Mais Marianne en était arrivée au point où elle se fût trouvée sans surprise en face de Napoléon lui-même. Elle ne reconnut même pas celui qui la maintenait, ne vit en lui qu’un obstacle dont il fallait se débarrasser. Elle se débattit furieusement entre ses mains, cherchant à lui échapper à tout prix.

— Laissez-moi, criait-elle. Mais laissez-moi donc !

Heureusement, le lieutenant corse tenait bon mais sa patience était fort courte. Il en vit tout de suite le bout et se mit à secouer vigoureusement sa prisonnière pour au moins faire cesser des cris qui ameutaient tout le quai. On accourait, en effet, et certains visages qui approchaient étaient nettement menaçants, ne voyant qu’une chose : un « occupant » malmenait une jeune femme. Sentant qu’il ne serait pas le plus fort, Benielli, à son tour vociféra :

— A moi les dragons !

Marianne, pour sa part, n’eut même pas le temps de voir arriver le secours réclamé par Benielli. Comme elle continuait à hurler et à se débattre, le lieutenant, excédé, la fit taire d’un coup de poing appliqué avec précision.

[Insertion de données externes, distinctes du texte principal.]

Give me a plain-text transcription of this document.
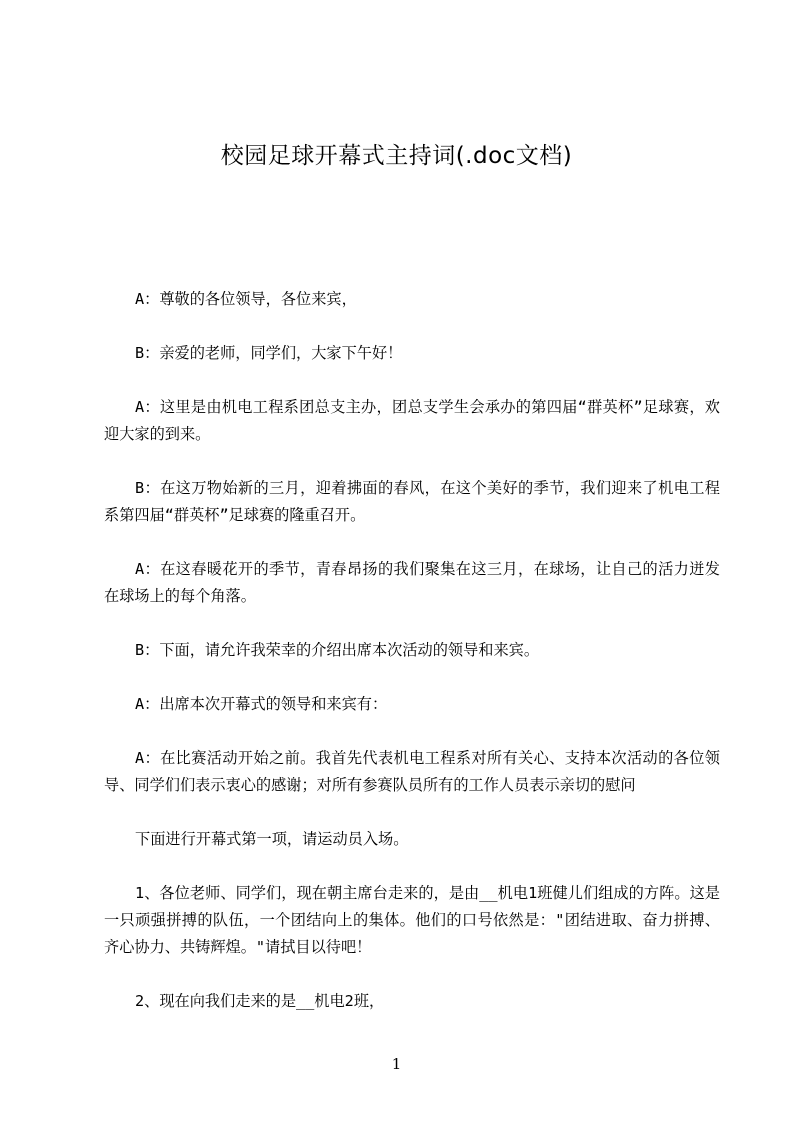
校园足球开幕式主持词(.doc文档)

A：尊敬的各位领导，各位来宾，

B：亲爱的老师，同学们，大家下午好！

A：这里是由机电工程系团总支主办，团总支学生会承办的第四届“群英杯”足球赛，欢迎大家的到来。

B：在这万物始新的三月，迎着拂面的春风，在这个美好的季节，我们迎来了机电工程系第四届“群英杯”足球赛的隆重召开。

A：在这春暖花开的季节，青春昂扬的我们聚集在这三月，在球场，让自己的活力迸发在球场上的每个角落。

B：下面，请允许我荣幸的介绍出席本次活动的领导和来宾。

A：出席本次开幕式的领导和来宾有：

A：在比赛活动开始之前。我首先代表机电工程系对所有关心、支持本次活动的各位领导、同学们们表示衷心的感谢；对所有参赛队员所有的工作人员表示亲切的慰问

下面进行开幕式第一项，请运动员入场。

1、各位老师、同学们，现在朝主席台走来的，是由__机电1班健儿们组成的方阵。这是一只顽强拼搏的队伍，一个团结向上的集体。他们的口号依然是："团结进取、奋力拼搏、齐心协力、共铸辉煌。"请拭目以待吧！

2、现在向我们走来的是__机电2班，

1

A défaut de l’eau du port, Marianne plongea dans une bienheureuse inconscience.

En émergeant de cet évanouissement inattendu sous l’effet d’une compresse de vinaigre appliquée sous son nez, Marianne aperçut devant elle le bas d’une robe de chambre rayée jaune et noir et une paire de pantoufles en tapisserie qui lui rappelèrent quelque chose : c’était elle qui avait brodé ces roses thé s’effeuillant sur un fond noir.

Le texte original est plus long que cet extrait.